I have a syntax that skips whitespaces, but I still requires an explicit whitespace every so often.
I find that I needed an ExternalTokenizer with { extend: true }
for that. Only I find that when using the external tokenizer, precedence seems to be ignored. I have Plus
and Times
, where Times
requires an (external) whitespace
token between the first expression
and the "*"
.
I hope this inspector shows the problem: Lezer Debugger / Michiel Dral | Observable
For the input A * B + C
(This is also a test for whether the inspector even works correctly )
As you can see, the Times(Plus(...))
and Plus(Times(...))
both reach the end, and I guess lezer chooses randomly. The grammar needs the "(" expression "*" ")"
rule as well, where the "*"
after an expression seems to be the essential part. Oddly enough, both (A * B + C*)
and A + B * C
both have the correct precedence…
Hope this problem makes some kind of sense
Here is the grammar:
@precedence {
times @left
plus @left
}
@top SourceFile {
expression
}
expression {
Identifier |
Plus |
Times |
MacroExpression
}
Times {
expression
!times
// I could put 'whitespace' before and after this and the
// plus operator, but this whitespace is the only one necessary
// for the effect
whitespace
"*"
expression
}
Plus {
expression
!plus
"+"
expression
}
MacroExpression {
// Necessary parts here are the opening "("

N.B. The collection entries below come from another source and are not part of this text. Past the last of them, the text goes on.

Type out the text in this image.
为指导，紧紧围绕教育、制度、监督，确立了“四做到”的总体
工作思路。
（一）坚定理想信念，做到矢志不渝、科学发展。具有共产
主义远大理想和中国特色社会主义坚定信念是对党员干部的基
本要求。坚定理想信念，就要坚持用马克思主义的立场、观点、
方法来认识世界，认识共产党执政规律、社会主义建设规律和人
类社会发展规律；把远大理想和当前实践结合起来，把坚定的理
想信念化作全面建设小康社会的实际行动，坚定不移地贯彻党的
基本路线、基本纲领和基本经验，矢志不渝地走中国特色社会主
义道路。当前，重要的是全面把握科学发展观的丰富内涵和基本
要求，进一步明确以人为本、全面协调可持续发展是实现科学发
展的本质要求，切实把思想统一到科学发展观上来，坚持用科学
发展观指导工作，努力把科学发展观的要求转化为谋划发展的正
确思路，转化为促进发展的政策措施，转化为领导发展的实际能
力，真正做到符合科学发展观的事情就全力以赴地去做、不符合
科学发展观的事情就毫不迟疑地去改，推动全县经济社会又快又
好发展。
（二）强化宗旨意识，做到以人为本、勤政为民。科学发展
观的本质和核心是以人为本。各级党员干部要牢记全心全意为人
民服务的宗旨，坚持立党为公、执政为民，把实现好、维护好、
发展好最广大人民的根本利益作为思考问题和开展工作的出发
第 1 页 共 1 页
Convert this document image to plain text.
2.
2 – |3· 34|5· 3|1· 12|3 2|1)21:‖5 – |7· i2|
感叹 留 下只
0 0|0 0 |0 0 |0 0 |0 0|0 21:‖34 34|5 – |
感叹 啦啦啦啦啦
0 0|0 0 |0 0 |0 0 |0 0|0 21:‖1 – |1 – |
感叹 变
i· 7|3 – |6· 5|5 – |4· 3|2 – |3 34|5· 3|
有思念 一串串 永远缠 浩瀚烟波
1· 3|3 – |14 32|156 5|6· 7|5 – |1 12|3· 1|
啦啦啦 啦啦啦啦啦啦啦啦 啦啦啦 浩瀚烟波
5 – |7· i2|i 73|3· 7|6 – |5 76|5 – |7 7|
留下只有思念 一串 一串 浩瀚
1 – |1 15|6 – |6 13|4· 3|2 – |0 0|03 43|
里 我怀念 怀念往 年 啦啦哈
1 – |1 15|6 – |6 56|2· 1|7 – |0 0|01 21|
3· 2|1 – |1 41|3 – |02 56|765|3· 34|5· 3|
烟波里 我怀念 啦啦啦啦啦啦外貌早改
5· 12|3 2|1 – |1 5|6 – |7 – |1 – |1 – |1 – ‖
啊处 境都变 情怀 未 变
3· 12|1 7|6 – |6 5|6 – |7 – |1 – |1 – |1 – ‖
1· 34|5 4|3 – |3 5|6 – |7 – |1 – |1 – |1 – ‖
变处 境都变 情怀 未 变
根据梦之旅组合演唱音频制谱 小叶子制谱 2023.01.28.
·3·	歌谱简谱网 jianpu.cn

// and the 'expression "*"' without 'whitespace' in between them.
"(" expression "*" ")"
}
@skip { " " }
@external tokens layout from "./index.tokens.js" {
whitespace
}
@tokens {
Identifier { $[A-Z]+ }
"::" "()"
}
with ExternalTokenizer
import { ExternalTokenizer } from "@lezer/lr";
import * as terms from "./index.terms.js";
const CHAR_SPACE = " ".codePointAt(0);
export const layout = new ExternalTokenizer(
(input, stack) => {
if (
(input.peek(-1) === CHAR_SPACE || input.peek(0) === CHAR_SPACE) &&
stack.canShift(terms.whitespace)
) {
input.acceptToken(terms.whitespace, 0);
return;
}
},
{ extend: true }
);